Dorie told us to vary the ingredients: spices, nuts, dried fruits or go with some strong tea, and have fun with this cake. I like the freedom in making the cake anyway you like it. There are so many different adaptations of this spice cake. It will be exciting to see how other bakers vary this recipe, please see the blogroll at Tuesdays with Dorie (TWD).
The traditional pain d’épices is made with strong-flavor honey. A lighter or darker honey will alter the intensity of the flavor. The honey I used was not particularly flavorful and I can hardly taste the honey in the cake. I’ll make a note of that for future reference to make a more deliberate choice on the honey.
I followed Dorie’s recipe fairly closely. Started with infusing three-quarters of a cup of water with orange peel, a few pieces of fresh ginger, peppercorns and dry lavender. The major change I made was using gluten-free flour in place of all-purpose flour. (My husband asked me to make some gluten-free bake goods for his trainer. I obliged.) The dry cherries went in last. The batter came together easily in a cohesive mass.
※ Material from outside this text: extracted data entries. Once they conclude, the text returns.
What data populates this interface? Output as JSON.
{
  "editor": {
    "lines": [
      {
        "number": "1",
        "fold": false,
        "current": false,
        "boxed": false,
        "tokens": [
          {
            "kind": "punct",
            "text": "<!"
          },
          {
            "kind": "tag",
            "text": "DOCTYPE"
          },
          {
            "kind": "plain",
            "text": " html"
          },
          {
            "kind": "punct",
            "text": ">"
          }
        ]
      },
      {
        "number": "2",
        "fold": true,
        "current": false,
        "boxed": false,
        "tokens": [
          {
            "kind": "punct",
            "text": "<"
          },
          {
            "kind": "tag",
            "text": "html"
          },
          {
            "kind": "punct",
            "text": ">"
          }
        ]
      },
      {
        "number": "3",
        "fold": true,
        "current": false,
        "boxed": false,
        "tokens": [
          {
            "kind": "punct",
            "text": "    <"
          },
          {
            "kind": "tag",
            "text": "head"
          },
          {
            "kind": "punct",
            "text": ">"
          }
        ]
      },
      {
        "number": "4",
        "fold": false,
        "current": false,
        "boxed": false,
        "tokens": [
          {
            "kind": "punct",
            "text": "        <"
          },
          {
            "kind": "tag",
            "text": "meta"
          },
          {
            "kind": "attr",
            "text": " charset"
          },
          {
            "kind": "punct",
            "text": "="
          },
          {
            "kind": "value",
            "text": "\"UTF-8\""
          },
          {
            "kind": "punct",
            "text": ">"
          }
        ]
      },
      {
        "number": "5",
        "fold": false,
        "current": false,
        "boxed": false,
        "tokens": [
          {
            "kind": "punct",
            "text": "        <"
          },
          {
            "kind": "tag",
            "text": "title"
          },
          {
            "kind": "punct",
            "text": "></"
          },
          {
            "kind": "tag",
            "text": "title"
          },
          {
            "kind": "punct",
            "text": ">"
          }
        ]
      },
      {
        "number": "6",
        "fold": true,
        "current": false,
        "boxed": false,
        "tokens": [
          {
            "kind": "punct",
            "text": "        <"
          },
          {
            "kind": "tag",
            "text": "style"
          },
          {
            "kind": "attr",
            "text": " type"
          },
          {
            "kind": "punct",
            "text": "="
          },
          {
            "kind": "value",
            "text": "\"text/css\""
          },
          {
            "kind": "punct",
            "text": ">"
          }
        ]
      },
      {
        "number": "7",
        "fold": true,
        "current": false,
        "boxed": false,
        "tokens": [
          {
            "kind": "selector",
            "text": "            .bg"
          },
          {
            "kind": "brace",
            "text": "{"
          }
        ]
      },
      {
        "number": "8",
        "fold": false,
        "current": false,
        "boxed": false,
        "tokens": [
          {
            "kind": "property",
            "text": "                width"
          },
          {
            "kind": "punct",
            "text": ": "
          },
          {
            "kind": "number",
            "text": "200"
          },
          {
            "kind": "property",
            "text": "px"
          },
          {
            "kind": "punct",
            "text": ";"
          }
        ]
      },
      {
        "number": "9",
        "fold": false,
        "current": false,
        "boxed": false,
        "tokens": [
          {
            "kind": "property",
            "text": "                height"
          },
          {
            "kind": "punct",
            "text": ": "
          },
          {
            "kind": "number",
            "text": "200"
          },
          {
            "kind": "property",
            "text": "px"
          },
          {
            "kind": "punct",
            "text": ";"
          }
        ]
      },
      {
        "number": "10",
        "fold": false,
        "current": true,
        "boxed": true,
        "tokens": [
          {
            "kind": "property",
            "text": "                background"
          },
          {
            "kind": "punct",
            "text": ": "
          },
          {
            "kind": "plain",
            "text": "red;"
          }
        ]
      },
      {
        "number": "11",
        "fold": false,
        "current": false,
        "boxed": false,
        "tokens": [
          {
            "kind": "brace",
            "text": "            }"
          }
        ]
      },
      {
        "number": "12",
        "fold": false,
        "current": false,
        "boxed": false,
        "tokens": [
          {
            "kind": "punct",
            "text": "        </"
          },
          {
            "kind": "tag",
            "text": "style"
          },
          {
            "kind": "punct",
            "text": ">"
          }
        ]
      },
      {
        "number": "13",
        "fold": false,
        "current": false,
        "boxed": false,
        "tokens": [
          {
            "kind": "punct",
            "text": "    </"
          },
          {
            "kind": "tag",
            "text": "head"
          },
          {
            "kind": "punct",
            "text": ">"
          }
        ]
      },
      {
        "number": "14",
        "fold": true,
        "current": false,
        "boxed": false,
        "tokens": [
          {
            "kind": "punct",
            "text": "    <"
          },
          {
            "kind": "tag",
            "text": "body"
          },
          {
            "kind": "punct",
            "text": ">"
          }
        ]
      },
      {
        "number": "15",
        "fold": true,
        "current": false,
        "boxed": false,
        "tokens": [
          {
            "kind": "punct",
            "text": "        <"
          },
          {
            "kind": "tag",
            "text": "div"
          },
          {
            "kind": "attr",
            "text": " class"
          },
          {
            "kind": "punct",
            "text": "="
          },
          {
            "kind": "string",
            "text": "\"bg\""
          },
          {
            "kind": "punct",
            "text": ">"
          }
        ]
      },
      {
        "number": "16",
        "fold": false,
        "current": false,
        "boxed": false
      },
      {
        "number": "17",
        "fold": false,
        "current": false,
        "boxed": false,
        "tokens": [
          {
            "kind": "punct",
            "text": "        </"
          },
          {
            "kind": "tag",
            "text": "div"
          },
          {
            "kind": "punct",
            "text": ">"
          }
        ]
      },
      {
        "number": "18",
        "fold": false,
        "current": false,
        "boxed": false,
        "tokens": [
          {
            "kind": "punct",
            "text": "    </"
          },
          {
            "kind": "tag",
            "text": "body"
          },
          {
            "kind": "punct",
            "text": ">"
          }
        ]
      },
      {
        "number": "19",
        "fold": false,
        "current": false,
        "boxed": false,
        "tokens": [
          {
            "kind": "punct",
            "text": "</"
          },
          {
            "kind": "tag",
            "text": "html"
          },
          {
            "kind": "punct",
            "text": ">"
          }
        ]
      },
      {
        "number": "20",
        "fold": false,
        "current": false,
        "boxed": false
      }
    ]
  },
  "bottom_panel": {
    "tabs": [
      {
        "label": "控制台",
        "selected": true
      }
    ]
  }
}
Its texture felt more like a bread dough than a cake batter. Made two mini cakes instead of one large loaf. The mini cakes reduced the baking time to under one hour. The cake had barely risen in height, clearly not a riser.
There was no mistaking that spiced cakes were in the making. The warm and assertive scent of spices permeated the air in the kitchen and beyond. It’s starting to smell like Christmas. ‘Tis the season!